Le 8 août 2008, je me trouvais, comme un tiers de la population mondiale, devant ma télévision, ébloui par la cérémonie d’ouverture des jeux Olympiques de Pékin. Mon cœur battait alors à l’unisson des 2 008 tambours résonnant dans le stade national érigé en forme de nid.

De l’invention du papier à l’exploration spatiale, la Chine retraçait en musique l’éclosion d’une glorieuse civilisation cinq fois millénaire. Et en quelques décennies de communisme, cette gloire s’était accrue en hissant le pays le plus peuplé du monde au rang de superpuissance économique. Tel était le message délivré aux Chinois et aux étrangers, béats d’admiration.

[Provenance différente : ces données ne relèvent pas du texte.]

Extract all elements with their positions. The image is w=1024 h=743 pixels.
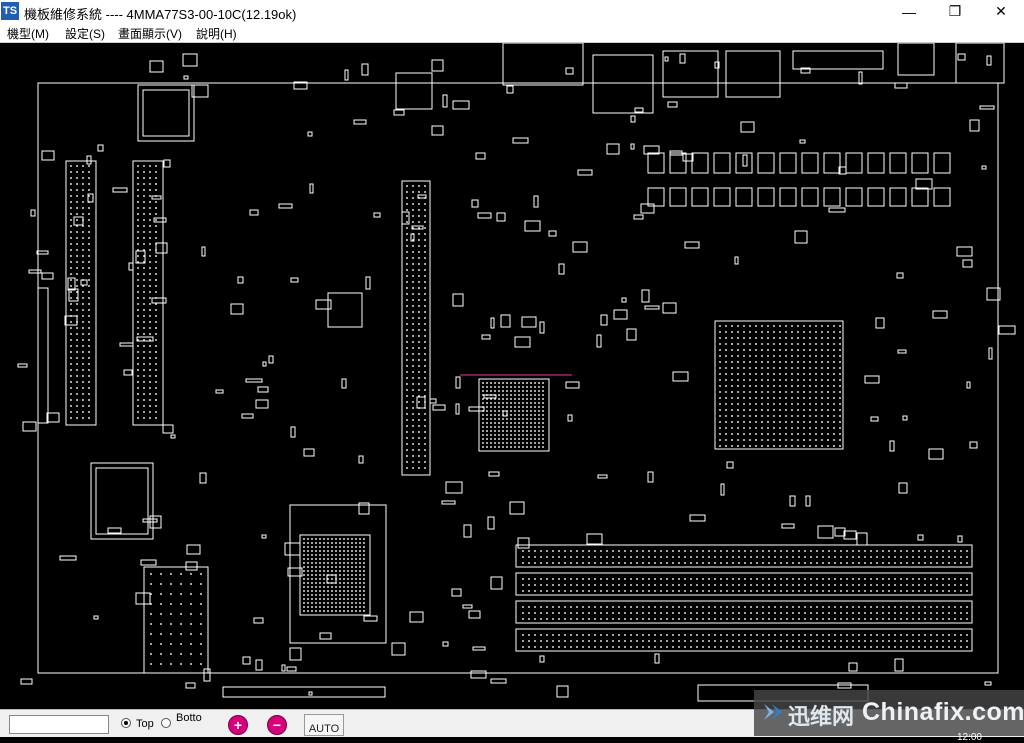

Peu après, je m’installais à Pékin, parvenu, après des mois de tractations avec une administration ubuesque, à ouvrir le bureau de l’hebdomadaire chrétien La Vie. Une première correspondance vite enrichie d’autres titres de presse : Médiapart, Marianne, les journaux belge et suisse Le Soir et Le Temps, ainsi que Metro International. À ces travaux d’actualité et d’analyse s’ajoutaient de passionnants et lointains reportages pour la revue XXI, Le Monde diplomatique et même S.A.S., les romans d’espionnage. Pour assumer cette tâche à l’échelle d’un continent, je me réconfortais auprès d’autres correspondants partageant le bureau, c’est-à-dire un appartement, mes confrères du Guardian anglais, du danois Politiken et du finlandais Sanomat. Plus encore, je m’en remettais à Lei, une Pékinoise francophone, rencontrée à Paris et devenue depuis ma compagne. Amoureux dans la vie, en tandem partout sur le terrain, elle me prêtait sa voix et nos sensibilités s’entremêlaient, parfois s’entrechoquaient pour le meilleur et pour le pire. Pour elle, je me suis efforcé d’éviter tous les poncifs couramment accolés à la Chine. Avec moi, le pays ne serait plus « un colosse aux pieds d’argile » et encore moins « un eldorado ».

 

Un matin, le facteur m’apporta une enveloppe cartonnée, déjà ouverte, comme toujours… J’en extrayais le livre, traduit en français, d’un auteur italien, Tiziano Terzani, intitulé Le Grand Voyage de la vie. Cadeau d’un ami, cet ouvrage allait devenir ma bible. Terzani, ancien reporter du magazine allemand Der Spiegel, a longuement parcouru et étudié la Chine communiste. Fils d’ouvriers, il fut, en 1979, l’un des premiers correspondants étrangers à pénétrer l’empire du Milieu et y exerça son métier avec une méthode d’une simplicité désarmante : s’asseoir et regarder, puis se laisser emporter par l’étonnement. Il lui fallait ensuite le restituer avec une précision scientifique, sans étouffer ses émotions ni sombrer dans l’exotisme. Au fil du temps, cet idéaliste s’appliqua à révéler une réalité crue, celle du peuple chinois perdu entre glorification du passé et émergence d’une modernité s’annonçant foudroyante. Sa perception authentique des êtres et des événements lui valut d’être expulsé au milieu des années 1980. Après différents séjours au Japon puis en Inde, toujours pour le compte du Spiegel, Terzani se retira dans un cadre spartiate pour méditer les leçons de sa vie et les transmettre à son fils dans ce livre de sagesse, Le Grand Voyage de la vie.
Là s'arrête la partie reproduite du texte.